The 2013 print competition piece will be available at our next chapter meeting on March 3, 2013
The 2013-2014 official PRINT is a needlework creation by textile artist Nhia Lo. With this Hmong PaNdau needlework, each piece is an exquisite, original hand-made creation.
On a background fabric approximately 6 ½” square, the image is 4” x 4”. The hand-made appliqué and reverse-appliqué quilt block features hand-dyed Batik fabric over magenta or rose-colored accent fabric on a tan background. There are tiny, hand-embroidered stitches, and all fabrics are 100% cotton. The design is a traditional Hmong design, but this particular color combination will be exclusive to PPFA.BACKGROUND — HMONG: The Hmong are an Asian ethnic group from the mountainous regions of China, Vietnam, Laos, and Thailand. In 1975 tens of thousands fled to Thailand from Laos seeking political asylum. Thousands of these refugees have resettled in Western countries since the late 1970s, mostly the United States, but also in Australia, France, Canada, South America and in smaller numbers elsewhere around the world. Many Hmong refugees resettled in the United States after the Vietnam War.Hmong groups are often named after the dominant colors, patterns of their traditional clothing, head-dress, and the provinces from which they came. Flower Hmong or the Variegated Hmong (Hmong Lenh or Hmong Hoa) are so named because of the bright colorful embroidery (called pa ndau, literally “flower cloth”).
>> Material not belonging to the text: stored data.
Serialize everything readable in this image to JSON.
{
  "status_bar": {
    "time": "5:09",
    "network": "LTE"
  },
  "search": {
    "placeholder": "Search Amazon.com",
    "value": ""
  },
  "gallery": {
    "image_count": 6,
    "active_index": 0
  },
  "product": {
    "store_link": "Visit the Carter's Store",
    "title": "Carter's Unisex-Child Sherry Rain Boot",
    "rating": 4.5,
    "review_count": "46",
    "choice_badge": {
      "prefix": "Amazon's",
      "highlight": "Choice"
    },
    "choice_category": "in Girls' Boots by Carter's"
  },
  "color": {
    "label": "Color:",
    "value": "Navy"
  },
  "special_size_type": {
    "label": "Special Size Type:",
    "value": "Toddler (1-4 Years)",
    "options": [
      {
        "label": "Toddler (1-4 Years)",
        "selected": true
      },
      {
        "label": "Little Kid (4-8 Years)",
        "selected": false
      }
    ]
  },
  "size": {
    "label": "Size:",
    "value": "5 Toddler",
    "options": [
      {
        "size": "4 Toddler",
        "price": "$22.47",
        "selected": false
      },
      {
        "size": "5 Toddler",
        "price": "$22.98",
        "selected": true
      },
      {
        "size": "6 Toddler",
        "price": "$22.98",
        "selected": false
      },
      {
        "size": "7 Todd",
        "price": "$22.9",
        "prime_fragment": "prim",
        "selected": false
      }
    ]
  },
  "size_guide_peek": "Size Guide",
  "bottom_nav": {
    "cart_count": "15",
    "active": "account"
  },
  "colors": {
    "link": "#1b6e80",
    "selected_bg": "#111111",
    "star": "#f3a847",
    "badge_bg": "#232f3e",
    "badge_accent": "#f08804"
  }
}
BACKGROUND – PA NDAU: When the Hmong first arrived in the United States in the late 1970s, some of the families were initially resettled in Pennsylvania. While residing there, Hmong women learned appliqué techniques from the Amish community. Hmong embroidery and appliqué / pa ndau feature various traditional motifs chosen for their meaning, and the blocks are known as story cloths.
Traditionally, Hmong embroidery includes bright colors and is used as a form of decoration on clothing to make it bright and beautiful. From a young age, Hmong girls learn how to sew and copy motifs from their mothers and grandmothers.
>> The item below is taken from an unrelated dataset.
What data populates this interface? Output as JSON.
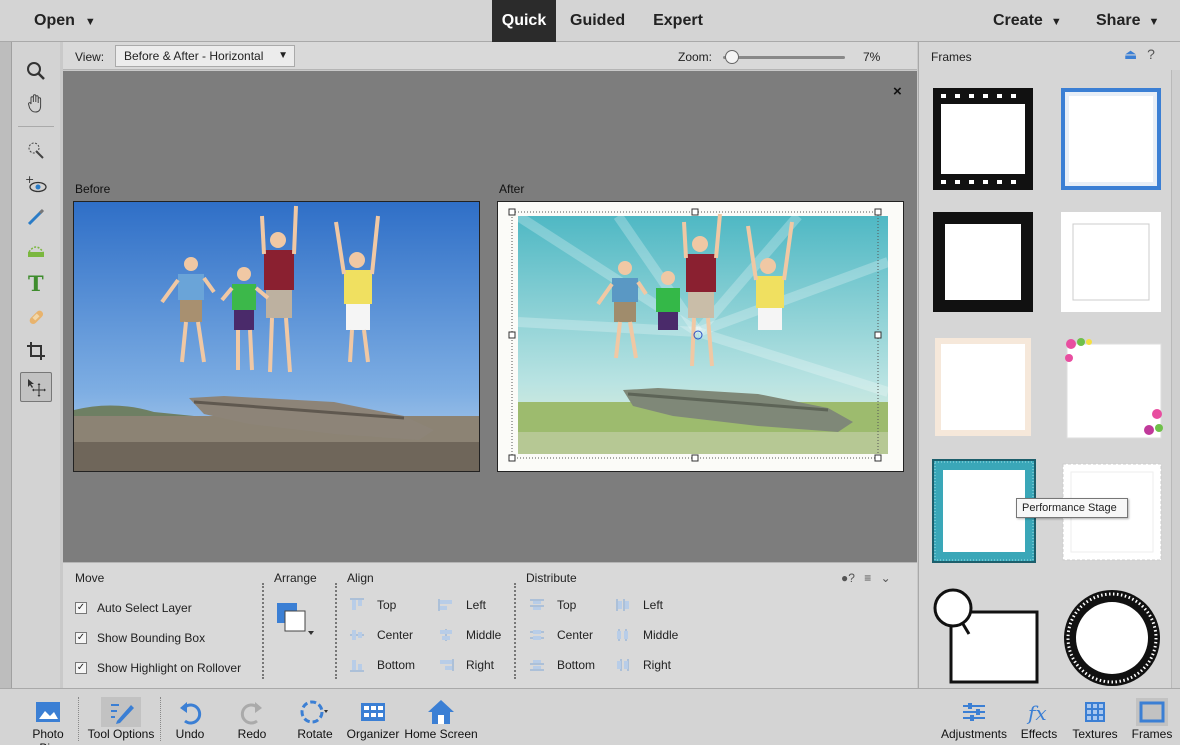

Hmong women adapted traditional motifs and developed new styles and crafts for commercial purposes, especially targeted to tourists and the Western market. From traditional textile decorations on clothes, they developed tapestry or story cloths. These tapestries first appeared in the 1980’s when the Hmong people lived in refugee camps. Since there was little opportunity to make money, the women used their embroidery skills to earn income to support their families.
The traditional story cloth squares were adapted to larger sizes, and these oversize squares were transformed into table cloths, pillows, and wall decorations. They also inspired household and accessory items, and blocks are now often sold at local art festivals and craft shows.
BACKGROUND – ARTIST: Textile artist Nhia Lo was born in Naam Lao, Laos. She came to the United States in 1975 and currently resides in Morganton, NC, just on the outskirts of Asheville in the mountains of the western part of the state.
Nhia can usually be found manning her booth at many, various quilt shows around the country, including the annual Quilt Odyssey in Hershey, Pennsylvania, where PPFA members first spotted Nhia and her work. The tables in her booth are piled with hundreds of her gorgeous creations, and she always has a needle in her hand, working on another block. Many blocks are sold individually, while others are sewn into bags / totes, clothing, or other finished items. Always friendly, Nhia eagerly shares her passion for her craft with anyone admiring her artistry.
HANDLING CHALLENGE: This fabric needleart will test the competitor’s knowledge of proper textile handling and mounting techniques. Should it be laced and over-matted? Floated? Presented straight or “on-point” in quilter’s style? Competitors are urged to consult the publication “PPFA Guidelines for Framing Textiles and Needlework” for information on the appropriate handling of this piece. The book is available from the PPFA bookstore and provides valuable information on preservation materials and mounting methods for all types of textiles.
The PPFA Guide to Framing Competitions requires each piece of artwork in any competition to be handled with the utmost care and be treated as if it were priceless and irreplaceable. With that in mind, an important consideration in any competition is assessing the competitor’s knowledge of preservation standards, including the use of appropriate materials and techniques.
Framed art, including textiles, cannot be protected forever, regardless of what materials or care has been used. Employing proper materials and procedures, however, can help prolong the life of the work and enhance the enjoyment of it. Steps must be taken to protect the piece from contaminants in the environment and in the framing package. Paramount in preservation framing is the assurance that methods used are totally reversible so the work is maintained in its original condition and can be removed from the frame at any time.
With any competition, it is the competing framer’s responsibility to do the research on the media being framed to determine the appropriate methods and materials to be used. There is much to be considered, including: matboard composition (100% cotton or virgin alpha-cellulose? buffered or unbuffered? thickness and adequare layering?), spacing for air circulation, glazing properties for UV filtration, sealing of frame rabbet (when is it required? when is it optional?)
Framing competitions are about more than choosing the prettiest frame design. The competitor must create a frame design wherein the ideal package will include all materials and techniques appropriate for the standards of preservation.